The mech simulations take a while. I have some larger, longer ones going but this is an initial one. I'm working on cleaning up the documentation and making sure all the tests work just fine so that I can had it to the wider world cleanly.

The stats of this simulation:

  • Stride length: 5.39'
  • Actuator displacement over the course of the movement: 1.05'
  • Efficiency: 5.13
  • Max height: 9.05'
  • Min height: 10.00'

How the simulation is choreographed:

The act of walking goes by a series of hard coded steps. I'm just asking the simulation to search out and find parameters for it.

Init: right foot forward, weight centered between feet (rtinit, rcinit, ltinit, lcinit)

  1. Left calf up and forward. (lc1)
  2. Right thigh pushes the whole machine to fully upright. (do a search for this value)
  3. Right calf also pushes to fully upright. The right leg is pushing up to let the left leg forward. (do a search for this value)
  4. Left thigh draws under the weight of gravity.
  5. Left thigh pushed the rest of the way forward. (rtinit)
  6. Left calf is released and set to draw under the presence of gravity. We at letting the leg down to keep the center of gravity from going too far forward. (do a search for this value)
  7. Left calf down. We don't have to check the ground distance here because we know this will work. (rcinit)
  8. Right calf to landing position. (lcinit)
  9. Right thigh continues to ltinit, making contact with the ground.

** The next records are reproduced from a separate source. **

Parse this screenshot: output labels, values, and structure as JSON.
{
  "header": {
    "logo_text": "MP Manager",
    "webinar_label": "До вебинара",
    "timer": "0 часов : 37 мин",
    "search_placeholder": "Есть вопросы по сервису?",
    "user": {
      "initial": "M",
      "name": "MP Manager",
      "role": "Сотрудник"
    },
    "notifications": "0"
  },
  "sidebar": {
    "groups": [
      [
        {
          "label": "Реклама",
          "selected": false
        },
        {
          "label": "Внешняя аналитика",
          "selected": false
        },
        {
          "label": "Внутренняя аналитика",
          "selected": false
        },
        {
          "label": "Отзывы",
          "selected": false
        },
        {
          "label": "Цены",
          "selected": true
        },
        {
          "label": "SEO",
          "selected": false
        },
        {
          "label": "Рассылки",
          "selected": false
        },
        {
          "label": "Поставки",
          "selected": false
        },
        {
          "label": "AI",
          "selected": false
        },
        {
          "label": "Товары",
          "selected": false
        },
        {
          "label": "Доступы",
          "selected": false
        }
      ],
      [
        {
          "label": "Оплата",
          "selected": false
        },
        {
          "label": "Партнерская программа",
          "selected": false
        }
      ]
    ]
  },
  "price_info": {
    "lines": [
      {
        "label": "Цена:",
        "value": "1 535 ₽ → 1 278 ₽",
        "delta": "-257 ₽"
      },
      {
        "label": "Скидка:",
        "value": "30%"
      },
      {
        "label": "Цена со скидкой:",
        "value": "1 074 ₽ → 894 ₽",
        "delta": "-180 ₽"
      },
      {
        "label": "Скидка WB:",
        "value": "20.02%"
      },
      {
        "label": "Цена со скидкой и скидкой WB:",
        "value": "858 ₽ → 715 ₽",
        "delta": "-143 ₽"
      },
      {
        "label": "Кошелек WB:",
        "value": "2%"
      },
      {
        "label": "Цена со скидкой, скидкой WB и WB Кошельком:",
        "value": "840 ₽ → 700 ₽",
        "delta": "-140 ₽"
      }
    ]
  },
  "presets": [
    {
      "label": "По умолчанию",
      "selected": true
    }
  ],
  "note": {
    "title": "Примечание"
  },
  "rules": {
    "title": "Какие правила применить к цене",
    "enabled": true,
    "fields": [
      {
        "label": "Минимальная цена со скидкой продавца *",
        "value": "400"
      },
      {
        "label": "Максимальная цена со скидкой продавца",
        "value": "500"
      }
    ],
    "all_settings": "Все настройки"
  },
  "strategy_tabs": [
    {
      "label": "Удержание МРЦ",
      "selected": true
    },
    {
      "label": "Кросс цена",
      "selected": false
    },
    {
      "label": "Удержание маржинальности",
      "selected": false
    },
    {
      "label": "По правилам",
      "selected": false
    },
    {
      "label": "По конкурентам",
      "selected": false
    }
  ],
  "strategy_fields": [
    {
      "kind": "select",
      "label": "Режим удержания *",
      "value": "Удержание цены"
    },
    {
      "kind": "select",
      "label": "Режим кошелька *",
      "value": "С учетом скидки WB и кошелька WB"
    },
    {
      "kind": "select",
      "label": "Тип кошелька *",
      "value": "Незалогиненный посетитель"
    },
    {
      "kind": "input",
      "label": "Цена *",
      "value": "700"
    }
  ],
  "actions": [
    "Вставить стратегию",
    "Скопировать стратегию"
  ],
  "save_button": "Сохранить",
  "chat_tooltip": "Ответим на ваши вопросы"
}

The left leg is now able to take the weight

The parameters of this mech walk:

  • Right Thigh Init: 1.744
  • Right Calf Init: 1.550
  • Left Thigh Init: 0.942
  • Left Calf Init: 1.550
  • Left Calf Step1: 1.744
  • Right Thigh Step2: 1.433
  • Right Calf Step3: 1.433
  • Left Thigh Step4: 1.433
  • Left Calf Step6: 1.433

Wednesday, June 6, 2012

Mech: Beginning work on 3D motion

I've gotten the basics of a system to empirically build efficient walking. Right now it's only criteria are that it cannot pass through the ground and that it must be at least 7' tall at it's lowest height.

This particular simulation still has a foot collision that you can see any it takes a stride that's dangerously long. I've spent quite a while working on a zero-approximations collision detection system that I'll be turning on next.